TRIBUNE. Le transféminisme au secours du féminisme ?
Une campagne du Planning familial présentant un homme enceint est la cible de nombreuses critiques de la part de celles et ceux qui peinent à intégrer la transidentité dans les luttes contemporaines. Thierry Schaffauser, militant au STRASS (Syndicat du Travail Sexuel) leur répond.
Alors que la majorité des féministes en France, héritières du constructivisme beauvoirien, ont toujours combattu les arguments naturalistes renvoyant les femmes à leur biologie, voici qu’à présent, certaines féministes utilisent ces mêmes arguments essentialistes contre l’autodétermination des personnes trans, présentées comme le nouvel ennemi principal.
C’est un renversement majeur et un risque réel pour l’ensemble des femmes qui se voient déjà nier leur capacité à prendre des décisions par elles-mêmes au nom de la résistance aux injonctions patriarcales. Présenter les hommes trans comme des femmes qui ont appris à se détester à cause du patriarcat, en assimilant leur potentiel recours à la chirurgie, à l’hormonothérapie, ou même aux binders, à de l’automutilation comparable à l’excision, ouvre la porte à l’interdiction de disposer librement de son corps pour tout le monde.
En suivant cette logique, toute femme prenant la décision de se refaire la poitrine, de suivre un régime alimentaire, de se maquiller, ou de se vêtir à la dernière mode, peut être accusée d’obéir à des contraintes sociales issues de la domination masculine et se voir renvoyer à un statut d’éternelle mineure à protéger contre elle-même. Qui doit décider à leur place ? Hier, les hommes, et aujourd’hui une prétendue avant-garde éclairée qui aurait mieux compris le féminisme que tout le monde ?

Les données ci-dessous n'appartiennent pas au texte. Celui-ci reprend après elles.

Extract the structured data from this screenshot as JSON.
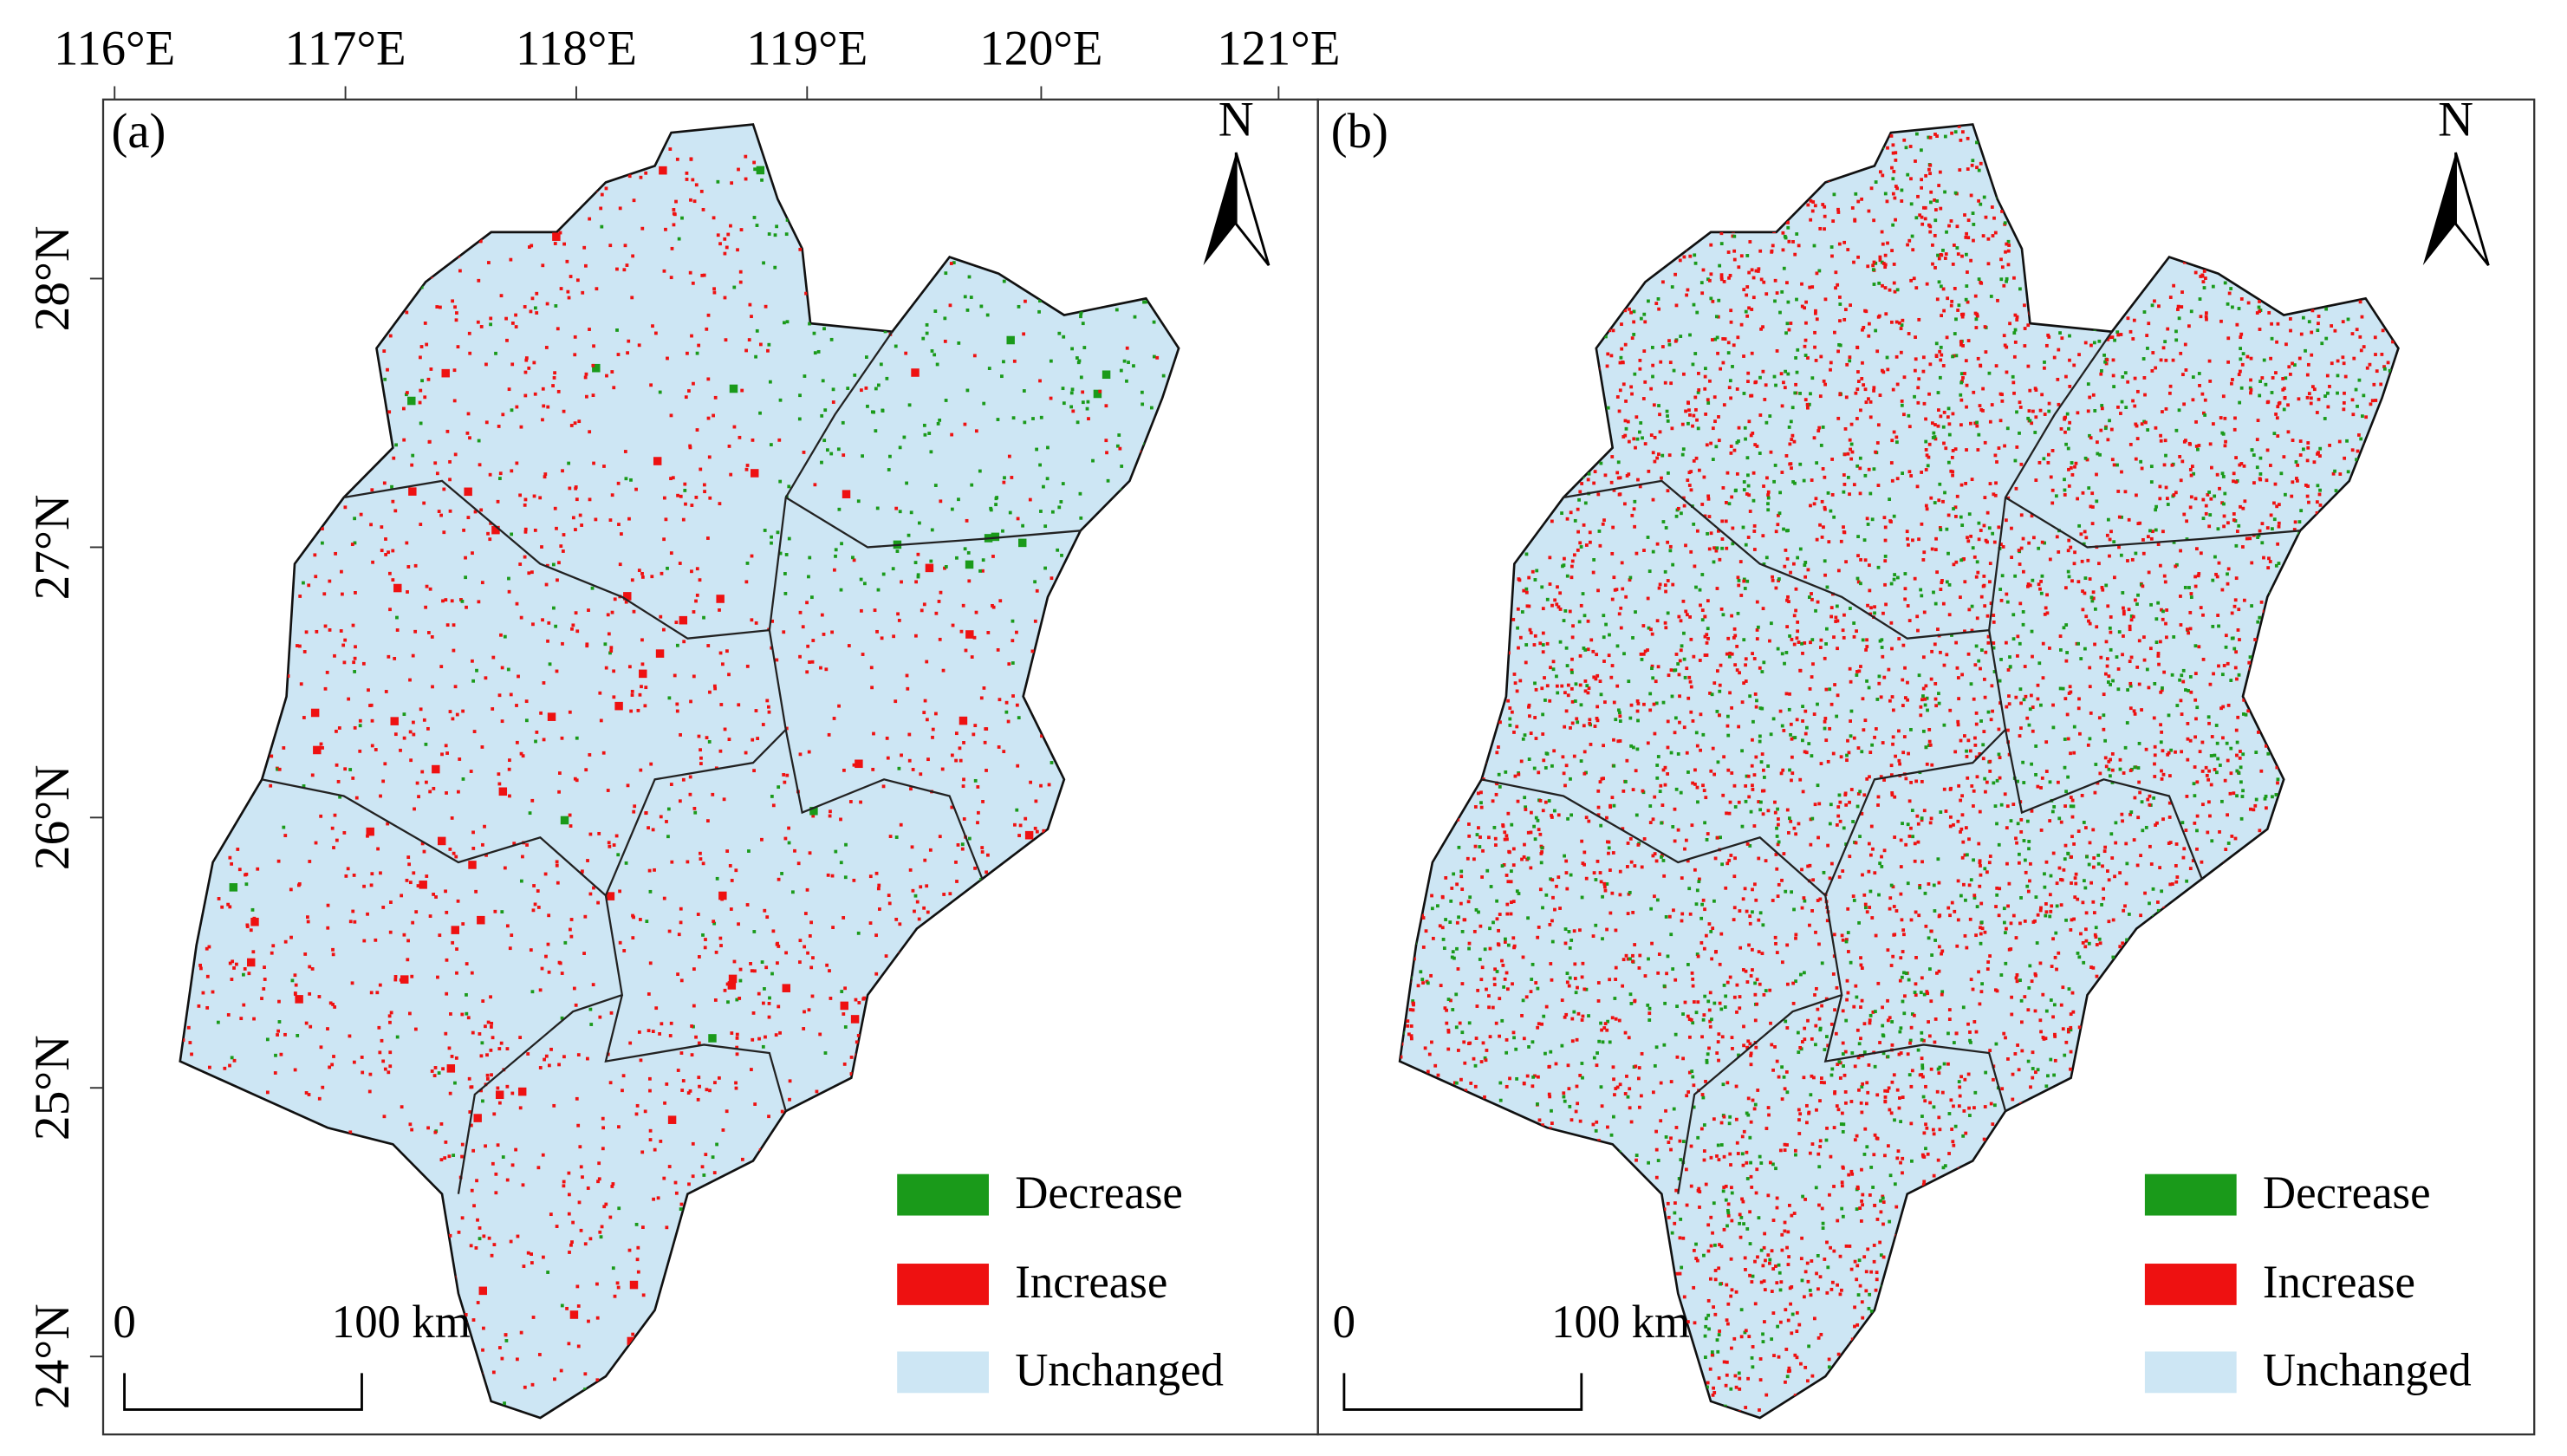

La peur de l’effacement des femmes et des lesbiennes ressemble aux vieilles peurs antiféministes contre l’indifférenciation sexuelle. Personne ne nie les réalités biologiques. Il s’agirait au contraire de reconnaitre la grande pluralité des sexes sur le plan chromosomique, hormonal, génital, dans l’espèce humaine, comme dans d’autres espaces animales, et cesser d’effacer les personnes intersexes, ou de les réduire à de l’exceptionnel.
Relisons ensemble les auteures féministes et lesbiennes radicales. Pourquoi cette caractéristique biologique qu’est le sexe prend elle autant d’importance comparée à d’autres caractéristiques qui distinguent les humains entre eux ? Pourquoi la catégorie de sexe a-t-elle était inventée si ce n’est pour classer et dominer ? La bi-catégorisation de l’humanité en deux classes, l’une au service de l’autre, a été décrite comme un régime politique appelé « hétérosexualité » par Monique Wittig.
Lorsque celle-ci disait que les lesbiennes ne sont pas des femmes, il s’agissait précisément de refuser l’assignation à un sexe, de s’échapper de ce régime, et d’inventer de nouvelles subjectivités, de nouvelles cultures, de nouvelles identités. C’était tout le contraire du féminisme de la différence qui valorisait les qualités dites féminines, en partie liées à des représentations passéistes de la maternité.
Quel retour en arrière que ces attaques faites contre le Planning Familial qui a besoin de soutien dans un contexte de difficultés d’accès aux soins en santé sexuelle et reproductive, dont l’accès à l’avortement, ou pour améliorer les conditions d’accouchement. Ce n’est certainement pas rendre service aux femmes que de s’en prendre ainsi à la plus ancienne organisation féministe de France.